II. The claim request refused by the examining division contained three claims, independent claim 1 of which reads as follows:

"1. A method of reducing performance variability in a filtration scaling device used to estimate the requirements of a full scale filtration device, the method comprising:

a. determining the performance distribution of a plurality of membranes or filtration media;

b. selecting a subset of said distribution, said subset having a known range of performance with said distribution;

c. inserting membrane or filtration media from said subset into said filtration scaling device;

d. assigning a scaling safety factor to said filtration scaling device, wherein said scaling safety factor is directly proportional to the product of the full scale device high end potential performance within said distribution and the scaling device high end potential performance within said subset of said distribution, and inversely proportional to the product of the scaling device low end potential performance within said subset of said distribution and the full scale device low end potential performance within said distribution; and

e. estimating membrane or filtration media area requirements of the full scale filtration device by applying said scaling safety factor."

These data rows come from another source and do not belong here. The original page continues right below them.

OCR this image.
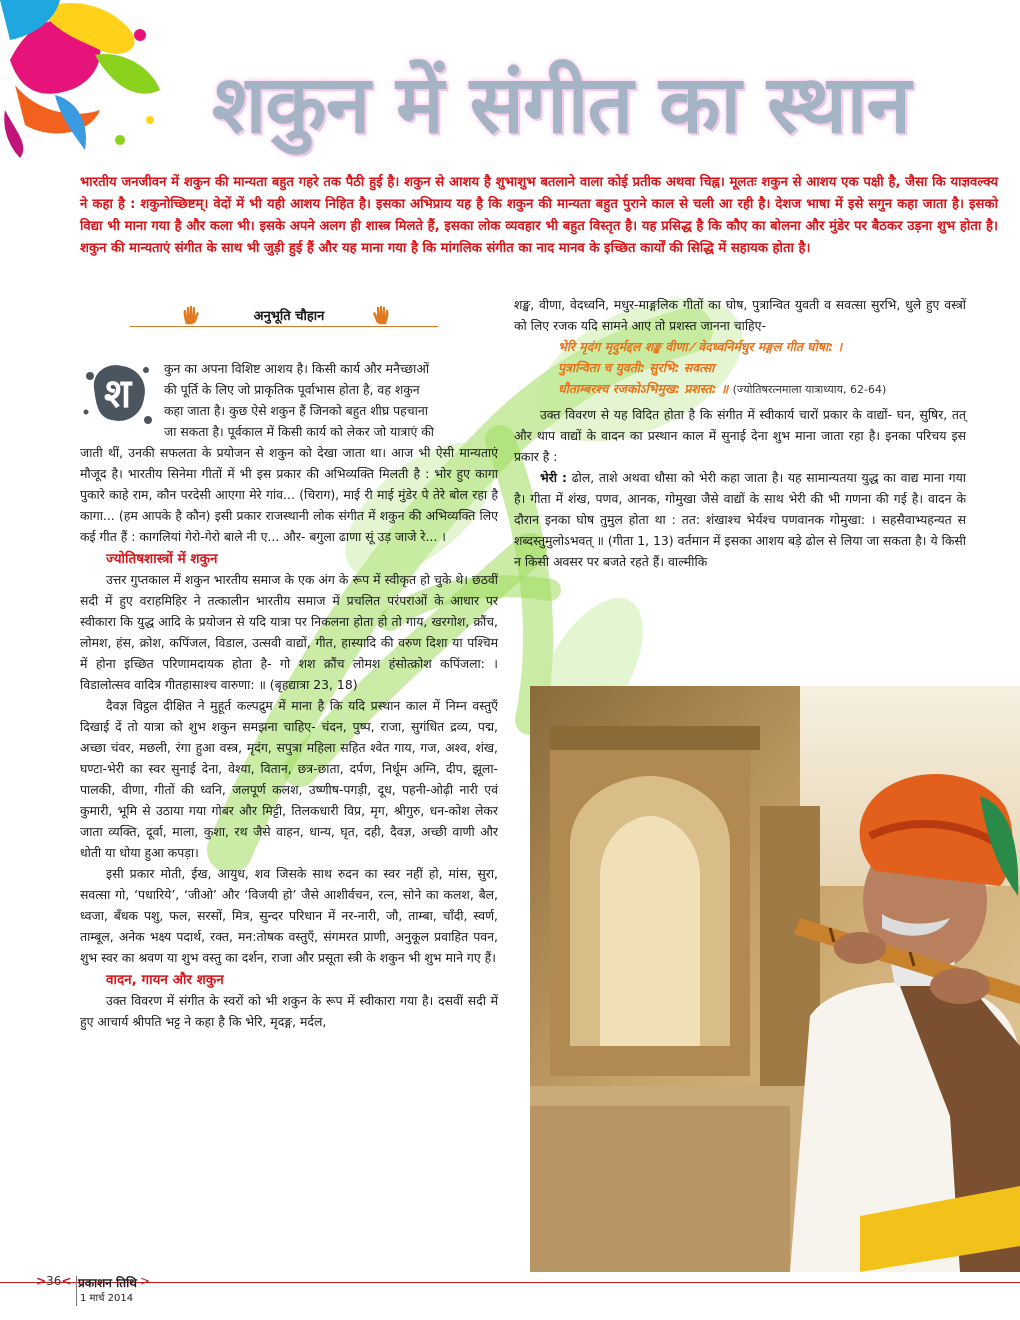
शकुन में संगीत का स्थान

भारतीय जनजीवन में शकुन की मान्यता बहुत गहरे तक पैठी हुई है। शकुन से आशय है शुभाशुभ बतलाने वाला कोई प्रतीक अथवा चिह्न। मूलतः शकुन से आशय एक पक्षी है, जैसा कि याज्ञवल्क्य ने कहा है : शकुनोच्छिष्टम्। वेदों में भी यही आशय निहित है। इसका अभिप्राय यह है कि शकुन की मान्यता बहुत पुराने काल से चली आ रही है। देशज भाषा में इसे सगुन कहा जाता है। इसको विद्या भी माना गया है और कला भी। इसके अपने अलग ही शास्त्र मिलते हैं, इसका लोक व्यवहार भी बहुत विस्तृत है। यह प्रसिद्ध है कि कौए का बोलना और मुंडेर पर बैठकर उड़ना शुभ होता है। शकुन की मान्यताएं संगीत के साथ भी जुड़ी हुई हैं और यह माना गया है कि मांगलिक संगीत का नाद मानव के इच्छित कार्यों की सिद्धि में सहायक होता है।

अनुभूति चौहान
श

कुन का अपना विशिष्ट आशय है। किसी कार्य और मनैच्छाओं
की पूर्ति के लिए जो प्राकृतिक पूर्वाभास होता है, वह शकुन
कहा जाता है। कुछ ऐसे शकुन हैं जिनको बहुत शीघ्र पहचाना
जा सकता है। पूर्वकाल में किसी कार्य को लेकर जो यात्राएं की

जाती थीं, उनकी सफलता के प्रयोजन से शकुन को देखा जाता था। आज भी ऐसी मान्यताएं मौजूद है। भारतीय सिनेमा गीतों में भी इस प्रकार की अभिव्यक्ति मिलती है : भोर हुए कागा पुकारे काहे राम, कौन परदेसी आएगा मेरे गांव... (चिराग), माई री माई मुंडेर पे तेरे बोल रहा है कागा... (हम आपके है कौन) इसी प्रकार राजस्थानी लोक संगीत में शकुन की अभिव्यक्ति लिए कई गीत हैं : कागलियां गेरो-गेरो बाले नी ए... और- बगुला ढाणा सूं उड़ जाजे रे... ।

ज्योतिषशास्त्रों में शकुन

उत्तर गुप्तकाल में शकुन भारतीय समाज के एक अंग के रूप में स्वीकृत हो चुके थे। छठवीं सदी में हुए वराहमिहिर ने तत्कालीन भारतीय समाज में प्रचलित परंपराओं के आधार पर स्वीकारा कि युद्ध आदि के प्रयोजन से यदि यात्रा पर निकलना होता हो तो गाय, खरगोश, क्रौंच, लोमश, हंस, क्रोश, कपिंजल, विडाल, उत्सवी वाद्यों, गीत, हास्यादि की वरुण दिशा या पश्चिम में होना इच्छित परिणामदायक होता है- गो शश क्रौंच लोमश हंसोत्क्रोश कपिंजला: । विडालोत्सव वादित्र गीतहासाश्च वारुणा: ॥ (बृहद्यात्रा 23, 18)

दैवज्ञ विट्ठल दीक्षित ने मुहूर्त कल्पद्रुम में माना है कि यदि प्रस्थान काल में निम्न वस्तुएँ दिखाई दें तो यात्रा को शुभ शकुन समझना चाहिए- चंदन, पुष्प, राजा, सुगंधित द्रव्य, पद्म, अच्छा चंवर, मछली, रंगा हुआ वस्त्र, मृदंग, सपुत्रा महिला सहित श्वेत गाय, गज, अश्व, शंख, घण्टा-भेरी का स्वर सुनाई देना, वेश्या, वितान, छत्र-छाता, दर्पण, निर्धूम अग्नि, दीप, झूला-पालकी, वीणा, गीतों की ध्वनि, जलपूर्ण कलश, उष्णीष-पगड़ी, दूध, पहनी-ओढ़ी नारी एवं कुमारी, भूमि से उठाया गया गोबर और मिट्टी, तिलकधारी विप्र, मृग, श्रीगुरु, धन-कोश लेकर जाता व्यक्ति, दूर्वा, माला, कुशा, रथ जैसे वाहन, धान्य, घृत, दही, दैवज्ञ, अच्छी वाणी और धोती या धोया हुआ कपड़ा।

इसी प्रकार मोती, ईख, आयुध, शव जिसके साथ रुदन का स्वर नहीं हो, मांस, सुरा, सवत्सा गो, ‘पधारिये’, ‘जीओ’ और ‘विजयी हो’ जैसे आशीर्वचन, रत्न, सोने का कलश, बैल, ध्वजा, बँधक पशु, फल, सरसों, मित्र, सुन्दर परिधान में नर-नारी, जौ, ताम्बा, चाँदी, स्वर्ण, ताम्बूल, अनेक भक्ष्य पदार्थ, रक्त, मन:तोषक वस्तुएँ, संगमरत प्राणी, अनुकूल प्रवाहित पवन, शुभ स्वर का श्रवण या शुभ वस्तु का दर्शन, राजा और प्रसूता स्त्री के शकुन भी शुभ माने गए हैं।

वादन, गायन और शकुन

उक्त विवरण में संगीत के स्वरों को भी शकुन के रूप में स्वीकारा गया है। दसवीं सदी में हुए आचार्य श्रीपति भट्ट ने कहा है कि भेरि, मृदङ्ग, मर्दल,

शङ्ख, वीणा, वेदध्वनि, मधुर-माङ्गलिक गीतों का घोष, पुत्रान्वित युवती व सवत्सा सुरभि, धुले हुए वस्त्रों को लिए रजक यदि सामने आए तो प्रशस्त जानना चाहिए-

भेरि मृदंग मृदुर्मद्दल शङ्ख वीणा ⁄ वेदध्वनिर्मधुर मङ्गल गीत घोषा: ।

पुत्रान्विता च युवती: सुरभि: सवत्सा

धौताम्बरश्च रजकोऽभिमुख: प्रशस्त: ॥ (ज्योतिषरत्नमाला यात्राध्याय, 62-64)

उक्त विवरण से यह विदित होता है कि संगीत में स्वीकार्य चारों प्रकार के वाद्यों- घन, सुषिर, तत् और थाप वाद्यों के वादन का प्रस्थान काल में सुनाई देना शुभ माना जाता रहा है। इनका परिचय इस प्रकार है :

भेरी : ढोल, ताशे अथवा धौसा को भेरी कहा जाता है। यह सामान्यतया युद्ध का वाद्य माना गया है। गीता में शंख, पणव, आनक, गोमुखा जैसे वाद्यों के साथ भेरी की भी गणना की गई है। वादन के दौरान इनका घोष तुमुल होता था : तत: शंखाश्च भेर्यश्च पणवानक गोमुखा: । सहसैवाभ्यहन्यत स शब्दस्तुमुलोऽभवत् ॥ (गीता 1, 13) वर्तमान में इसका आशय बड़े ढोल से लिया जा सकता है। ये किसी न किसी अवसर पर बजते रहते हैं। वाल्मीकि

>36< प्रकाशन तिथि
1 मार्च 2014
>
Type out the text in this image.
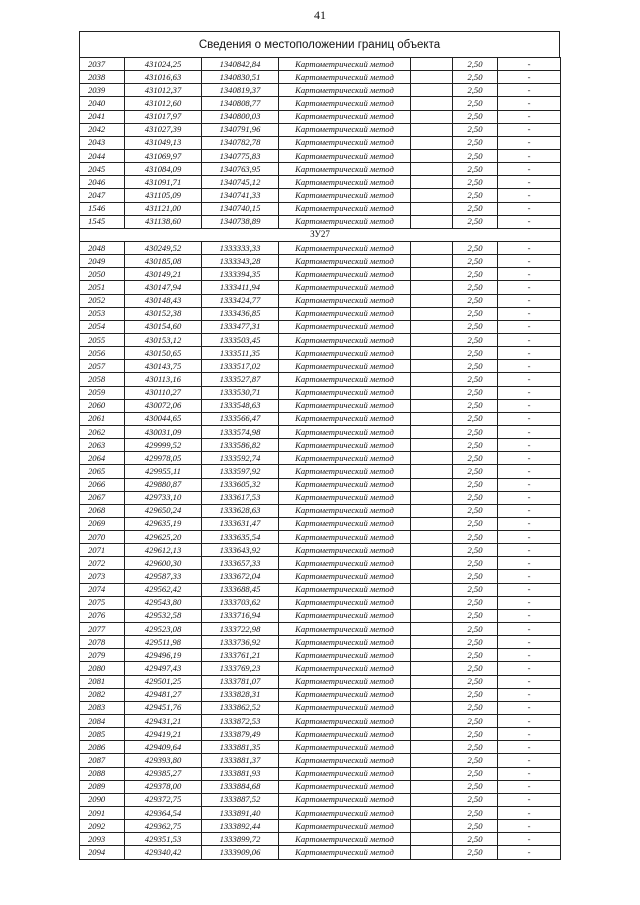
41
Сведения о местоположении границ объекта
2037	431024,25	1340842,84	Картометрический метод		2,50	-
2038	431016,63	1340830,51	Картометрический метод		2,50	-
2039	431012,37	1340819,37	Картометрический метод		2,50	-
2040	431012,60	1340808,77	Картометрический метод		2,50	-
2041	431017,97	1340800,03	Картометрический метод		2,50	-
2042	431027,39	1340791,96	Картометрический метод		2,50	-
2043	431049,13	1340782,78	Картометрический метод		2,50	-
2044	431069,97	1340775,83	Картометрический метод		2,50	-
2045	431084,09	1340763,95	Картометрический метод		2,50	-
2046	431091,71	1340745,12	Картометрический метод		2,50	-
2047	431105,09	1340741,33	Картометрический метод		2,50	-
1546	431121,00	1340740,15	Картометрический метод		2,50	-
1545	431138,60	1340738,89	Картометрический метод		2,50	-
ЗУ27						
2048	430249,52	1333333,33	Картометрический метод		2,50	-
2049	430185,08	1333343,28	Картометрический метод		2,50	-
2050	430149,21	1333394,35	Картометрический метод		2,50	-
2051	430147,94	1333411,94	Картометрический метод		2,50	-
2052	430148,43	1333424,77	Картометрический метод		2,50	-
2053	430152,38	1333436,85	Картометрический метод		2,50	-
2054	430154,60	1333477,31	Картометрический метод		2,50	-
2055	430153,12	1333503,45	Картометрический метод		2,50	-
2056	430150,65	1333511,35	Картометрический метод		2,50	-
2057	430143,75	1333517,02	Картометрический метод		2,50	-
2058	430113,16	1333527,87	Картометрический метод		2,50	-
2059	430110,27	1333530,71	Картометрический метод		2,50	-
2060	430072,06	1333548,63	Картометрический метод		2,50	-
2061	430044,65	1333566,47	Картометрический метод		2,50	-
2062	430031,09	1333574,98	Картометрический метод		2,50	-
2063	429999,52	1333586,82	Картометрический метод		2,50	-
2064	429978,05	1333592,74	Картометрический метод		2,50	-
2065	429955,11	1333597,92	Картометрический метод		2,50	-
2066	429880,87	1333605,32	Картометрический метод		2,50	-
2067	429733,10	1333617,53	Картометрический метод		2,50	-
2068	429650,24	1333628,63	Картометрический метод		2,50	-
2069	429635,19	1333631,47	Картометрический метод		2,50	-
2070	429625,20	1333635,54	Картометрический метод		2,50	-
2071	429612,13	1333643,92	Картометрический метод		2,50	-
2072	429600,30	1333657,33	Картометрический метод		2,50	-
2073	429587,33	1333672,04	Картометрический метод		2,50	-
2074	429562,42	1333688,45	Картометрический метод		2,50	-
2075	429543,80	1333703,62	Картометрический метод		2,50	-
2076	429532,58	1333716,94	Картометрический метод		2,50	-
2077	429523,08	1333722,98	Картометрический метод		2,50	-
2078	429511,98	1333736,92	Картометрический метод		2,50	-
2079	429496,19	1333761,21	Картометрический метод		2,50	-
2080	429497,43	1333769,23	Картометрический метод		2,50	-
2081	429501,25	1333781,07	Картометрический метод		2,50	-
2082	429481,27	1333828,31	Картометрический метод		2,50	-
2083	429451,76	1333862,52	Картометрический метод		2,50	-
2084	429431,21	1333872,53	Картометрический метод		2,50	-
2085	429419,21	1333879,49	Картометрический метод		2,50	-
2086	429409,64	1333881,35	Картометрический метод		2,50	-
2087	429393,80	1333881,37	Картометрический метод		2,50	-
2088	429385,27	1333881,93	Картометрический метод		2,50	-
2089	429378,00	1333884,68	Картометрический метод		2,50	-
2090	429372,75	1333887,52	Картометрический метод		2,50	-
2091	429364,54	1333891,40	Картометрический метод		2,50	-
2092	429362,75	1333892,44	Картометрический метод		2,50	-
2093	429351,53	1333899,72	Картометрический метод		2,50	-
2094	429340,42	1333909,06	Картометрический метод		2,50	-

III. Document US 2005/194317 (D2) was among the documents cited during the examination proceedings.

The examining division came to the following conclusion on the then pending claim request:

- The subject-matter of claim 1 did not involve an inventive step in view of either the background art cited in the application as filed or D2 taken as the closest prior art.

IV. In its statement of grounds of appeal, the appellant contested the reasoning of the examining division and submitted that the claimed subject-matter involved an inventive step. It filed a new main request and an auxiliary request, the latter corresponding to the request refused by the examining division. The appellant corroborated its arguments by filing the following new items of evidence (numeration inserted by the board):

A001: Statement of Salvatore Giglia, co-inventor of the present application, dated 11 April 2018

A002: US 8 387 256 B2

V. The appellant was summoned to oral proceedings. In preparation for these proceedings, the board issued a communication, in which it expressed, inter alia, the preliminary opinion that the subject-matter claimed in both the main request and the auxiliary request was not clear as required by Article 84 EPC.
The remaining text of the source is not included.